Yes, we are planning to sell Junior, our 40-foot Country Coach. But, until we do, we are planning to use it and do some traveling.  Even if we were to stay in Florida, we would have plenty to see and do.
We left Wednesday (June 14). Our first stop was Wekiva State Park, just a couple of miles from my brother Mike’s house in the Orlando area. We could only get two nights there (state parks fill up rapidly during the summer, especially on weekends), but we made the most of the two nights we were there by relaxing and visiting Mike and Susan and Judy and Paul. My older sister Judy actually arranged the meet-up. She and Paul had driven to Florida to help settle her daughter into her new home in Fort Lauderdale. So, on the way back to Texas, why not stop and see siblings? Good decision, Jude!



The two days were filled with talk and laughter and dining together.

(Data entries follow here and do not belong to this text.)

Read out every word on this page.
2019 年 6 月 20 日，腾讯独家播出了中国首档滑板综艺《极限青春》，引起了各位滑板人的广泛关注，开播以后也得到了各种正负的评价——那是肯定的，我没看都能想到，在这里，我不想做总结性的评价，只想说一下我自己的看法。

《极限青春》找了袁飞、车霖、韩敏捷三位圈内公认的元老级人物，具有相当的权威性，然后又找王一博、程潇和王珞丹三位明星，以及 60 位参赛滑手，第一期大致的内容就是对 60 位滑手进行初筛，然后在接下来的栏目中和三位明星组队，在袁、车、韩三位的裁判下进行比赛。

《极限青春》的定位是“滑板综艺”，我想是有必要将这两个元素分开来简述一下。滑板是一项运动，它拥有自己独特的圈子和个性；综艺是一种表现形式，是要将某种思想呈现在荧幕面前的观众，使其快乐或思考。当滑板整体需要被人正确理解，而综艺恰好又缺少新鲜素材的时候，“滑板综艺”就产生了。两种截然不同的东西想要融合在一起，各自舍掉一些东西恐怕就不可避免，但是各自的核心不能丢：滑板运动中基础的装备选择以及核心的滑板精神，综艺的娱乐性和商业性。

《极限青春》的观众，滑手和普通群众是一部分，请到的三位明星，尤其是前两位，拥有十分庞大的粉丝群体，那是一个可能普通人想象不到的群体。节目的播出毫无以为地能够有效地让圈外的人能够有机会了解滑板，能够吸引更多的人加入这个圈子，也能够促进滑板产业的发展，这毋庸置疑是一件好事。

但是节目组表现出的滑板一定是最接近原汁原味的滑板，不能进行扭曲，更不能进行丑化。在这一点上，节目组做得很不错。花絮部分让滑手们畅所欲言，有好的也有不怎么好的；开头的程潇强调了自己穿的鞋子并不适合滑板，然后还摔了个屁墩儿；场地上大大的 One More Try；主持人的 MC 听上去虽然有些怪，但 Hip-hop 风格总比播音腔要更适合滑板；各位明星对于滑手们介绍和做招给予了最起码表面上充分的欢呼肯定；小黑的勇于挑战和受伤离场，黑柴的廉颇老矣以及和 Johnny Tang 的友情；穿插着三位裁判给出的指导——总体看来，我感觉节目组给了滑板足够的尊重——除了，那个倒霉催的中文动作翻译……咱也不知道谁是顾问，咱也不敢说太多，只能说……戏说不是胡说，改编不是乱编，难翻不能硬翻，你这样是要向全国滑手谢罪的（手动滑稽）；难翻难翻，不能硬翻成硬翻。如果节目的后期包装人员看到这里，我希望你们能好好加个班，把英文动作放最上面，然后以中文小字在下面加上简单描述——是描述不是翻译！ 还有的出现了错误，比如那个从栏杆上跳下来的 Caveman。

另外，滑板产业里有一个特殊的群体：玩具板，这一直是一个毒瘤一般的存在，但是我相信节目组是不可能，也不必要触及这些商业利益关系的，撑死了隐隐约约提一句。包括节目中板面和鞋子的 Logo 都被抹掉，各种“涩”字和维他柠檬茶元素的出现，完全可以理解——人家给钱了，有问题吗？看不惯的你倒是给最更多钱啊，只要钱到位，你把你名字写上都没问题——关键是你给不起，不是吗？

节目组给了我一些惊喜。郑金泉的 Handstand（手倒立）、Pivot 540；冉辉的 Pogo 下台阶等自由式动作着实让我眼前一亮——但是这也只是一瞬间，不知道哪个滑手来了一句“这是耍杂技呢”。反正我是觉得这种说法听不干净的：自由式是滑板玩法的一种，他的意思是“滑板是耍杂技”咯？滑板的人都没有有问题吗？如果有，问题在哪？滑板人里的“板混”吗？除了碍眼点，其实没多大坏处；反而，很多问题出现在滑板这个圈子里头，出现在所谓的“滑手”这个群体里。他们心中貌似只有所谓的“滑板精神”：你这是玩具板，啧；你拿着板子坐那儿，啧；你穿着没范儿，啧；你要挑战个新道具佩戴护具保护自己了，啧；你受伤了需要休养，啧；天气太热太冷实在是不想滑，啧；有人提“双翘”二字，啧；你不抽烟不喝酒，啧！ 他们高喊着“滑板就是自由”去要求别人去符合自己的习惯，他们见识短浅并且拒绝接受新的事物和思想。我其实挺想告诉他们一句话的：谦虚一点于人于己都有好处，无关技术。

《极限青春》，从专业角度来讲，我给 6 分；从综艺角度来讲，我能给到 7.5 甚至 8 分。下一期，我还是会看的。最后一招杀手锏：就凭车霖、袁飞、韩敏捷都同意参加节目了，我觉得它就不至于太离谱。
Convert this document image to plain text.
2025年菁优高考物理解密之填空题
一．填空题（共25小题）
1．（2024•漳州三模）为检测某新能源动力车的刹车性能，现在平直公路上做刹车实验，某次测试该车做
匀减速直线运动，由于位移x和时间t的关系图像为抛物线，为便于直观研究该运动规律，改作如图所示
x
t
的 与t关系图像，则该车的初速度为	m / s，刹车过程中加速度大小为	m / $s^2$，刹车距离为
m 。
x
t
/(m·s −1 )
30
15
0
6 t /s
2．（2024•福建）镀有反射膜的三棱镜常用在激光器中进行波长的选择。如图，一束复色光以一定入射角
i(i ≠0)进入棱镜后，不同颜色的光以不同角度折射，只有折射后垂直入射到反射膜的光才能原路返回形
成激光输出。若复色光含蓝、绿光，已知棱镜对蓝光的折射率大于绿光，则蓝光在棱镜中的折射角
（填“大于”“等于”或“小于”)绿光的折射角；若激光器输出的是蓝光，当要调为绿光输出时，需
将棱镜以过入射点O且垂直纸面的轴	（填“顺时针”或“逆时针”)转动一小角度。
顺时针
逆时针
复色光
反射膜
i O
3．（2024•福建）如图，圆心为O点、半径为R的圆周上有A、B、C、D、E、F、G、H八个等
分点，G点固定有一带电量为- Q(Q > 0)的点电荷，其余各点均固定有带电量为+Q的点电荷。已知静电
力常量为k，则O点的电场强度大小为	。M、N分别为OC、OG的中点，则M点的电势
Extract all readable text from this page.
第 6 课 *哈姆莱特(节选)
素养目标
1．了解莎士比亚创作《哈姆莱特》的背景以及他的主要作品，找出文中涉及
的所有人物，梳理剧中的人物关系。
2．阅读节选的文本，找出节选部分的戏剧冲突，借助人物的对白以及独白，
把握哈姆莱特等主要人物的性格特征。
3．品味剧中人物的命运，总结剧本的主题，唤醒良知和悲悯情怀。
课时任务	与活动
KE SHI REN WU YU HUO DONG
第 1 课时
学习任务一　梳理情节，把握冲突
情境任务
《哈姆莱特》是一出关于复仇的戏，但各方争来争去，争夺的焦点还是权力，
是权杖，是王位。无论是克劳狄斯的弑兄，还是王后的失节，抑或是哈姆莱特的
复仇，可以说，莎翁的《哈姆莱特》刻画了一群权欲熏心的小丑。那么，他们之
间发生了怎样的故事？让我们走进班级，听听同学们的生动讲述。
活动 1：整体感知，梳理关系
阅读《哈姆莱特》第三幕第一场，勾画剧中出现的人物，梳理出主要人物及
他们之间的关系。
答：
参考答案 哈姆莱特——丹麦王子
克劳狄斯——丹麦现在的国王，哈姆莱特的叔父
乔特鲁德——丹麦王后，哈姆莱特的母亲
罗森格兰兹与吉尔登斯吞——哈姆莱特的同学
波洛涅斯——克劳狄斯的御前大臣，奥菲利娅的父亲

Our family is spread out across the country, and it is difficult to get to see everyone, so  two days were special.

Rain beat down on our campsite both days (typical in central Florida this time of year). So, we did not get to do much in the way of “recreating.” Park rangers had warned us about the presence of black bears. (Mike also told us stories of fending off bears in his back yard.) We had no bear encounters, but on the way to Mike’s house yesterday, we stopped to watch a gaggle of wild turkeys on the roadside. The group included a mama and her newborns. Unfortunately, by the time we got the camera out, the babies hid themselves within the brush. Mama wasn’t so shy; we got a picture of her.


Wekiva camping came with full hookups under a canopy of large trees. We decided to backtrack a bit and drive up to Flagler Beach on the east coast (just above Daytona) to stay a night at Gamble Rogers State Park, situated on both the Intracoastal Waterway and the Atlantic Ocean.

Right now Jim is preparing some fishing lines, and after the afternoon storms pass, we intend to try some surf fishing and/or fishing in the Intracoastal.

Tomorrow we will head over to the Suwanee River area, about three hours from here. We will be staying at two different RV parks for four nights. We intend to do some fresh water fishing there.
Whatever we do, it will be fun and relaxing, something we are in need of. Retired people (at least this retired couple) work too hard!

Oh, before I forget…knock on wood, so far this trip has had no misadventures. Nice, for a change.